Bands of blue move east and close just before the sun can enter them. Once, when the wind dies, it’s completely quiet for fifteen seconds.
The shadow of my head reflected by the window behind me appears on the railing beside my feet. A south wind slams the corncrib door.
Frozen trees rasp in the wind. I think of a song I once heard about a dictator where the fiddler scraped the strings with his fingernails.
Between gusts of wind, the burble of a Carolina wren. Two ravens veer low over the trees, croaking, pursued by a pair of crows.
Before dawn, nothing but wind and trains. In the crown of a birch, Venus burns so fiercely, even the fast-moving clouds can’t extinguish it.

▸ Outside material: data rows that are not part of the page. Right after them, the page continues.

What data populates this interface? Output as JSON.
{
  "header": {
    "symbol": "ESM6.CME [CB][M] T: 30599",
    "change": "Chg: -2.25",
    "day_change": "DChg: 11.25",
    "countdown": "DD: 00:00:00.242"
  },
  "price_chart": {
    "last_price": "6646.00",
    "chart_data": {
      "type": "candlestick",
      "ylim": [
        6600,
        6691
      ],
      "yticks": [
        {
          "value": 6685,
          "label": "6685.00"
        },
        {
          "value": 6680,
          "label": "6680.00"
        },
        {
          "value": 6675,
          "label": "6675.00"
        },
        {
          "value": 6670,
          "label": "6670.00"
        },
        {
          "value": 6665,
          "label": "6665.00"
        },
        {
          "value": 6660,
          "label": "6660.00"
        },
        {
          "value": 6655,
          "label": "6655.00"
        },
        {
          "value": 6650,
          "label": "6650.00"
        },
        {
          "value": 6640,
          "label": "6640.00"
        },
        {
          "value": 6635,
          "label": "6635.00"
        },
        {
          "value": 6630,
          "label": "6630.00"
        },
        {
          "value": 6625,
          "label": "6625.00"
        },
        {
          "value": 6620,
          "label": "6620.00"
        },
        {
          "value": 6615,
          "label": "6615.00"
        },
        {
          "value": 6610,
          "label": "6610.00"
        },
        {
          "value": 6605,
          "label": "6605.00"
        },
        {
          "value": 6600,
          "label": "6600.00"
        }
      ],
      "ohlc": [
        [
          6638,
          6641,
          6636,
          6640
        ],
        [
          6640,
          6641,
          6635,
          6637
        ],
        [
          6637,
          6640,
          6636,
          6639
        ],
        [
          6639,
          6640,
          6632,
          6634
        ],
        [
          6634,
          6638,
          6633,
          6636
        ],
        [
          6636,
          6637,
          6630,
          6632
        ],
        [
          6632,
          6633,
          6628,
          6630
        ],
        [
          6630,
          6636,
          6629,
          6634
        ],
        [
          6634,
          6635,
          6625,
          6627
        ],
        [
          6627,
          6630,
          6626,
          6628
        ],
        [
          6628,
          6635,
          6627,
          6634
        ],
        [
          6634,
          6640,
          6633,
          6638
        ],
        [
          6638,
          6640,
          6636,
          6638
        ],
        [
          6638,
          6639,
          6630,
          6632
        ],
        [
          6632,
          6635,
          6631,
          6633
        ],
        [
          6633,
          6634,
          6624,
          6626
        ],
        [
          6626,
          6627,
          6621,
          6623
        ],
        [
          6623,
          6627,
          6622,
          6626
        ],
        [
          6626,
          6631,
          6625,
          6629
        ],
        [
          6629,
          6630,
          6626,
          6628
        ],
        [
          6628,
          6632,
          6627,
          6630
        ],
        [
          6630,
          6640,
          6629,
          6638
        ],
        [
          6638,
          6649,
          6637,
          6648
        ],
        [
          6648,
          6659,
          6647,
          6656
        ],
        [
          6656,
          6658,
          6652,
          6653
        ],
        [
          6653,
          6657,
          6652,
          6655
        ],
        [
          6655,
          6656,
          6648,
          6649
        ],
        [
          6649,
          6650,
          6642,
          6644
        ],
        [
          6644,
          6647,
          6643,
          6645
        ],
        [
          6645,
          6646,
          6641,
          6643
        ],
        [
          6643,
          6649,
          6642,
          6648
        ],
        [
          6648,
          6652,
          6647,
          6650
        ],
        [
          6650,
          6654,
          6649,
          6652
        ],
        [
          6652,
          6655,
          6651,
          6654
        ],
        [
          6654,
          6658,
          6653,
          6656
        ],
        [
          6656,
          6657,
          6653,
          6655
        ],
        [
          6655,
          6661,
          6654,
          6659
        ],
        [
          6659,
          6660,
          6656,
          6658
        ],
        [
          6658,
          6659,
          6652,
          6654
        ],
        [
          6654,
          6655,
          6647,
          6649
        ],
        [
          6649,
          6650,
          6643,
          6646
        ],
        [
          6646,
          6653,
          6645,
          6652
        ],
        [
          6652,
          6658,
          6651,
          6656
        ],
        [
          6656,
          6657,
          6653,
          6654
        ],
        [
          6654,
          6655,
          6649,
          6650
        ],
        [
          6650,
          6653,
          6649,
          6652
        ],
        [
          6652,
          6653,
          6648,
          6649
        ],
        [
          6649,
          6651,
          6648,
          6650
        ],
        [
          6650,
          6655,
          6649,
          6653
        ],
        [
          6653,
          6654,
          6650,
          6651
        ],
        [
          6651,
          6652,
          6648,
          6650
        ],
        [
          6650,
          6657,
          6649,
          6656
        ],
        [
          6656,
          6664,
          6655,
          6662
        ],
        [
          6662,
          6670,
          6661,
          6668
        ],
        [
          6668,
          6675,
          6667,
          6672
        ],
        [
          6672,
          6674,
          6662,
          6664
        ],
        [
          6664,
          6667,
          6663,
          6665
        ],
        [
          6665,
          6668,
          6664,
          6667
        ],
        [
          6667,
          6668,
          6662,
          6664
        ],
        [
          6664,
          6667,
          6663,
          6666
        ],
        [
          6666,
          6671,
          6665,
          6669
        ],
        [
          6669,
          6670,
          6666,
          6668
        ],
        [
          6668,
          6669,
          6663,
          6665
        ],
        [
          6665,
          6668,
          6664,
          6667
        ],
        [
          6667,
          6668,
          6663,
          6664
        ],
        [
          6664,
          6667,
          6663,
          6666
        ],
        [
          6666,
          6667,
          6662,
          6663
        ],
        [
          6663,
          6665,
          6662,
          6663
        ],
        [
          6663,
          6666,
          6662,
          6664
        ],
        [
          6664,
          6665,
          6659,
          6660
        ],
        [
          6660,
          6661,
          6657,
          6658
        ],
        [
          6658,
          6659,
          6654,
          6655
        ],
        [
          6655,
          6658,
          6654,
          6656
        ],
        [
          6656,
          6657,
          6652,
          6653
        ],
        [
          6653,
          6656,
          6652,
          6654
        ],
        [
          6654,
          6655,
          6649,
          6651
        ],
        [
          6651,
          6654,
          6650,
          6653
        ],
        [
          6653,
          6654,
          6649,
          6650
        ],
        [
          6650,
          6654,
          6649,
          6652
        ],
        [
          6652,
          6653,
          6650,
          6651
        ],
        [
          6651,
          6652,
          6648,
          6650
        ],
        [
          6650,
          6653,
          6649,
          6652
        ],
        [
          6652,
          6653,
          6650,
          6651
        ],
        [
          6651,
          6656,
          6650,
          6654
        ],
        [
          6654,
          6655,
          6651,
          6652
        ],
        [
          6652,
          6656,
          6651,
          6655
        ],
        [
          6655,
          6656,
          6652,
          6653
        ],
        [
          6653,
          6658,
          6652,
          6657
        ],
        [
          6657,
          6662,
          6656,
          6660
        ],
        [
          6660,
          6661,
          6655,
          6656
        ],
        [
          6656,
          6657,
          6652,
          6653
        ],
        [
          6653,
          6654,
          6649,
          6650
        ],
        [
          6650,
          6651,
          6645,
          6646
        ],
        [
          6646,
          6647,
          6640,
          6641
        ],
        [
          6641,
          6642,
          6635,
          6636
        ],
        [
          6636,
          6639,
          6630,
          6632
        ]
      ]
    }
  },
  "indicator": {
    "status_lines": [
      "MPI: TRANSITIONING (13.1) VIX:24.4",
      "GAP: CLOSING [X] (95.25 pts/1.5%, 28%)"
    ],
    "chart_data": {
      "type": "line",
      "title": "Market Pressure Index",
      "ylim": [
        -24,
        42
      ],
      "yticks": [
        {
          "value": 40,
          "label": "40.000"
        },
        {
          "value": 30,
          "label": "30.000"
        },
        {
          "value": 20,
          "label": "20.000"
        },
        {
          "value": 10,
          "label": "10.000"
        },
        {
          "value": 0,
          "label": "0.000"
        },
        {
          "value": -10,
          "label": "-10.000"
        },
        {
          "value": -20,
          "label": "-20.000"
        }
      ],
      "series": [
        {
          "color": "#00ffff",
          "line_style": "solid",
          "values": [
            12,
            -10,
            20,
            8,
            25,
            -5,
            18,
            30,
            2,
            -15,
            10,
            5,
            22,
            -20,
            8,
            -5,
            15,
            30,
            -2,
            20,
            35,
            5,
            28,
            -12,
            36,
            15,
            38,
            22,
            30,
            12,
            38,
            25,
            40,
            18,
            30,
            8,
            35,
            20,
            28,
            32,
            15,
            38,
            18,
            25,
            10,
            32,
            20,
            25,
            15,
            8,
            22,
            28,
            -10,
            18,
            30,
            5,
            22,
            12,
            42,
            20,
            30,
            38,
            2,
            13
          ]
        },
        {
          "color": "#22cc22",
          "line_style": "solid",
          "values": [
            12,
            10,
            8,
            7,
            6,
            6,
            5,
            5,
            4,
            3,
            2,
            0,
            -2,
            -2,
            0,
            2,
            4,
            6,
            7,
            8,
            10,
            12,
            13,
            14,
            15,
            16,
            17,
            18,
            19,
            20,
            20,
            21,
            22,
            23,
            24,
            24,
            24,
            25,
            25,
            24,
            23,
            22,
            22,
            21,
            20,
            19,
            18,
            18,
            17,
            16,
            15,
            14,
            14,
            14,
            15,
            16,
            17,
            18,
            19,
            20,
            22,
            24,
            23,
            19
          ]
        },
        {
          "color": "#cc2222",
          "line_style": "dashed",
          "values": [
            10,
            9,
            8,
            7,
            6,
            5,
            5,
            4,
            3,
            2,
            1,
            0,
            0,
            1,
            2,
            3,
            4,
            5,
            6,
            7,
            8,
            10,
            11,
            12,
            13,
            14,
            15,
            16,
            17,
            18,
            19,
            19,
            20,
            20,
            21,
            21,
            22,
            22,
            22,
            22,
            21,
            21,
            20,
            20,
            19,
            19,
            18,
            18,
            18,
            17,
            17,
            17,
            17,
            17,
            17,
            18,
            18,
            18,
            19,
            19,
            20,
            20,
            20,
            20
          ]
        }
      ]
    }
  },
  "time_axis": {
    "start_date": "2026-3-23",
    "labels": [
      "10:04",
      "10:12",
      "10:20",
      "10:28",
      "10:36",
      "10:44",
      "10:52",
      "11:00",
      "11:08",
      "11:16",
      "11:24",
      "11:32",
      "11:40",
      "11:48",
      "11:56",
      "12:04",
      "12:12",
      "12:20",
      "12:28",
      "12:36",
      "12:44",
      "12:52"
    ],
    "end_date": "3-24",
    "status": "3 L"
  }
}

I don seven layers of clothing to sunbathe on the porch. My chair has slid to the northeast end, its back to the prevailing wind.
An impossible butterfly dances past the porch: a shred of oak leaf. The trees creak and groan in the bitter-cold wind.
Sun! And clouds thinning to snow-gauze on their leeward sides. A junco tries to fly into the wind, turns sidewise, lands with a chirp.
The hissing of the wind blends with the sighing of my furnace. I wonder how far away this latest drift was born. Is it Pittsbugh’s snow?
That first snow still cloaks the frozen earth. When the wind dies, I can hear the 75 finches at my parents’ birdfeeder, a twittering bedlam.